Kerrick no deseaba hablar de lo que había visto, como si mantener en silencio la existencia de aquella mancha pudiera hacer que se desvaneciera como si nunca hubiera existido. Arnhweet aprobó su silencio mientras avanzaba delante a largos pasos. Lanzó su flecha a un lagarto que estaba tomando el sol, casi le acertó mientras se escabullía entre la hierba. Luego se sentó en la proa del bote todo el camino de vuelta, arrastrando sus dedos en el agua. Kerrick fue a advertirle con el repentino recuerdo de haber hecho lo mismo cuando era un muchacho, el horror del marag surgiendo del mar. Pero eso había ocurrido hacía mucho tiempo: no había nada que temer en estas aguas poco profundas entre las islas. Varó el bote, le dio la vuelta, y Arnhweet corrió por delante de él a la tienda. Kerrick miró de nuevo el hesotsan. El punto aún estaba allí.

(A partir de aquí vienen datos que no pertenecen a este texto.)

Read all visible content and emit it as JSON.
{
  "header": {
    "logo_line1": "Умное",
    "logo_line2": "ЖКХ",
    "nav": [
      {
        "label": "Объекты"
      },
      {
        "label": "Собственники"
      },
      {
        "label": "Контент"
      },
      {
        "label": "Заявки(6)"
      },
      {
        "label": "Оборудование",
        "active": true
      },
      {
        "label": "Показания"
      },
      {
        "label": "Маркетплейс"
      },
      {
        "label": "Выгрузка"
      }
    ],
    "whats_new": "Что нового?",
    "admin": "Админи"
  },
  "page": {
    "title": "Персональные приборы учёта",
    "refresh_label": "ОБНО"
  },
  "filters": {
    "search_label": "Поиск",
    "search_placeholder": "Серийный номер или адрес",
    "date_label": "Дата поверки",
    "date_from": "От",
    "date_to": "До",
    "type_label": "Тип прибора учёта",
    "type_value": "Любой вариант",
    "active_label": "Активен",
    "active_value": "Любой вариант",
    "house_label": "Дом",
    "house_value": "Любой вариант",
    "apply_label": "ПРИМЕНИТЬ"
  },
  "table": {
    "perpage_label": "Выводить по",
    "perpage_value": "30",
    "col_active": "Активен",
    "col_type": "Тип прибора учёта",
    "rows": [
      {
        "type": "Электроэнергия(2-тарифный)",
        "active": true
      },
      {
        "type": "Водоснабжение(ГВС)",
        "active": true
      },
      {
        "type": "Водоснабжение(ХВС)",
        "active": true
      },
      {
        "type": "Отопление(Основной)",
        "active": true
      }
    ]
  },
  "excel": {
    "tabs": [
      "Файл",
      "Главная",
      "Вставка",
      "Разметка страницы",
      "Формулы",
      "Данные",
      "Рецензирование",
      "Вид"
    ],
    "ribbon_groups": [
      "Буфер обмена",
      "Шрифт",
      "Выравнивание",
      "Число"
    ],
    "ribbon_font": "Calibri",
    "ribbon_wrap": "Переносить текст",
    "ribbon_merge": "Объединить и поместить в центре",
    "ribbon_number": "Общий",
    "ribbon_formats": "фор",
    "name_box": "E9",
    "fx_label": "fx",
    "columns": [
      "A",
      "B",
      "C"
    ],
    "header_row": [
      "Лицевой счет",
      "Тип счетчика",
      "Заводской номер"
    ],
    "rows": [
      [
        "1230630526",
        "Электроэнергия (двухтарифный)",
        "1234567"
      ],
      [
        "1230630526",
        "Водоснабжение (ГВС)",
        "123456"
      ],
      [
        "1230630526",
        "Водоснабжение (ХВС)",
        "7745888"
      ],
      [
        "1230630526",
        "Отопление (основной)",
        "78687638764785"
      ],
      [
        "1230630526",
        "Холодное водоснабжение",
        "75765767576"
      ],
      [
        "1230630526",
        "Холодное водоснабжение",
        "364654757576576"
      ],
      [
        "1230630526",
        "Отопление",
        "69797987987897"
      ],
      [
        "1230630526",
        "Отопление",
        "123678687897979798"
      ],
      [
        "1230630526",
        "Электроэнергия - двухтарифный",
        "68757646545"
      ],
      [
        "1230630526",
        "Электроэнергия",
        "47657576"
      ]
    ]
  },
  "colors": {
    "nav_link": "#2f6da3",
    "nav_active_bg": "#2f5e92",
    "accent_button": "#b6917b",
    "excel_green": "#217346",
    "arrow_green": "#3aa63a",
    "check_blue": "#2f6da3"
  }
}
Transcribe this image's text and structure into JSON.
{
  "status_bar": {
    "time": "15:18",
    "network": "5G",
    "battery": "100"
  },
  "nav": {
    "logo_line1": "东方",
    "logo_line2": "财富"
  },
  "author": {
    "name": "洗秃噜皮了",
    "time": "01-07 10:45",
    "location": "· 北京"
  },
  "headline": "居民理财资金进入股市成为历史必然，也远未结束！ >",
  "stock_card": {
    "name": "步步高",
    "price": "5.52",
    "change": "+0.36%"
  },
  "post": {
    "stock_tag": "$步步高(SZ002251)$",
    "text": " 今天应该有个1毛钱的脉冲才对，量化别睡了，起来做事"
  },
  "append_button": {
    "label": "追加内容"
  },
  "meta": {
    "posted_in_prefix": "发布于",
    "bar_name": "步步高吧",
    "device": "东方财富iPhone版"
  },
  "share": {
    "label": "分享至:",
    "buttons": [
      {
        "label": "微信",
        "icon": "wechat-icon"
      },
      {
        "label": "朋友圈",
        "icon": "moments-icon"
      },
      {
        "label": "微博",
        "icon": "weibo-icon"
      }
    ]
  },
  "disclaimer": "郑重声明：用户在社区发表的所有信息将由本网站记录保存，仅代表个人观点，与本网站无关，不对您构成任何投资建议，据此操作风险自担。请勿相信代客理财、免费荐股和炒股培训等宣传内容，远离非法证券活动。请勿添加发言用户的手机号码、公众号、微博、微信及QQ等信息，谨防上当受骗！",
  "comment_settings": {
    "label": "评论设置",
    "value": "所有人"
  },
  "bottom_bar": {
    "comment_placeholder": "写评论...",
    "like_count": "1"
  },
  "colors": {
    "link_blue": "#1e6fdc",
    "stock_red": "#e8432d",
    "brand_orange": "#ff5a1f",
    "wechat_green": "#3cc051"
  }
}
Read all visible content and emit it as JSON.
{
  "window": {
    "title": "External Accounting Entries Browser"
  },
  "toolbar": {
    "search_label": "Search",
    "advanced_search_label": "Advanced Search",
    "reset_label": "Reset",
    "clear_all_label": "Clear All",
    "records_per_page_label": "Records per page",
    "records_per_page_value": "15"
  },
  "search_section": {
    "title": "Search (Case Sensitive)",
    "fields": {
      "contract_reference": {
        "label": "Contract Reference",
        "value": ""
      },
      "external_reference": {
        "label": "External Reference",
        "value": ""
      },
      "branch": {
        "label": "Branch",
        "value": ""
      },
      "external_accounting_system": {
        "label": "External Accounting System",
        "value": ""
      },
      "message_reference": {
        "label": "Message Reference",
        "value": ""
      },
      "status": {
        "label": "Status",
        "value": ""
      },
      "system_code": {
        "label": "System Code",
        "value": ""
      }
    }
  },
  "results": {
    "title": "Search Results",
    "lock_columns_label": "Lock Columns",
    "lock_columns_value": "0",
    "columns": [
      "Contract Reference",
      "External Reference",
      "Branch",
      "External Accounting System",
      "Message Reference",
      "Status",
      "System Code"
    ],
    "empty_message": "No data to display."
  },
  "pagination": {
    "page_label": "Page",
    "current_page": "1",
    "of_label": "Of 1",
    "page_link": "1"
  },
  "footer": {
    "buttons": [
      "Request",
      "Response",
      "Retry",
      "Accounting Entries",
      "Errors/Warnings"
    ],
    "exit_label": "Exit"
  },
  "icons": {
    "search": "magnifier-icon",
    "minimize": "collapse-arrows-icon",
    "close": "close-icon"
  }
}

Hubo silencio en torno a su fuego. Armun sabía dónde habían ido, y su desaprobación era evidente en todos sus movimientos. Esta vez Kerrick no intentó hablar con ella, hacerle olvidar su visita a la isla: permaneció tan en silencio como ella. Arnhweet, cansado del día, estaba dormido antes incluso de que aparecieran las primeras estrellas. Kerrick echó arena con el pie sobre el casi apagado fuego, luego fue al arroyo a lavarse manos y brazos. Se frotó concienzudamente, luego volvió a hacerlo una segunda vez. Aunque, si él había traído la enfermedad al hesotsan, ya era demasiado tarde para aquello. Sacudió las manos para secárselas y se dirigió por el sendero a la tienda de Herilak.
Cuando entró en el claro vio que Merrith había trasladado su tienda, situándola justo al lado de la del sammadar. Darras estaba sentada en aquellos momentos ante el abierto faldón, con una muñeca hecha con hierba tejida entre los brazos. Seguía siendo una niña silenciosa, pero le sonrió aunque no le habló. El faldón de la tienda de Herilak estaba cerrado, y oyó risas dentro. Iba a llamar cuando se dio cuenta de que una de las risas era de mujer. No había sabido nada de aquello antes. Era una buena cosa. Se sentó en la piel al lado de Darras.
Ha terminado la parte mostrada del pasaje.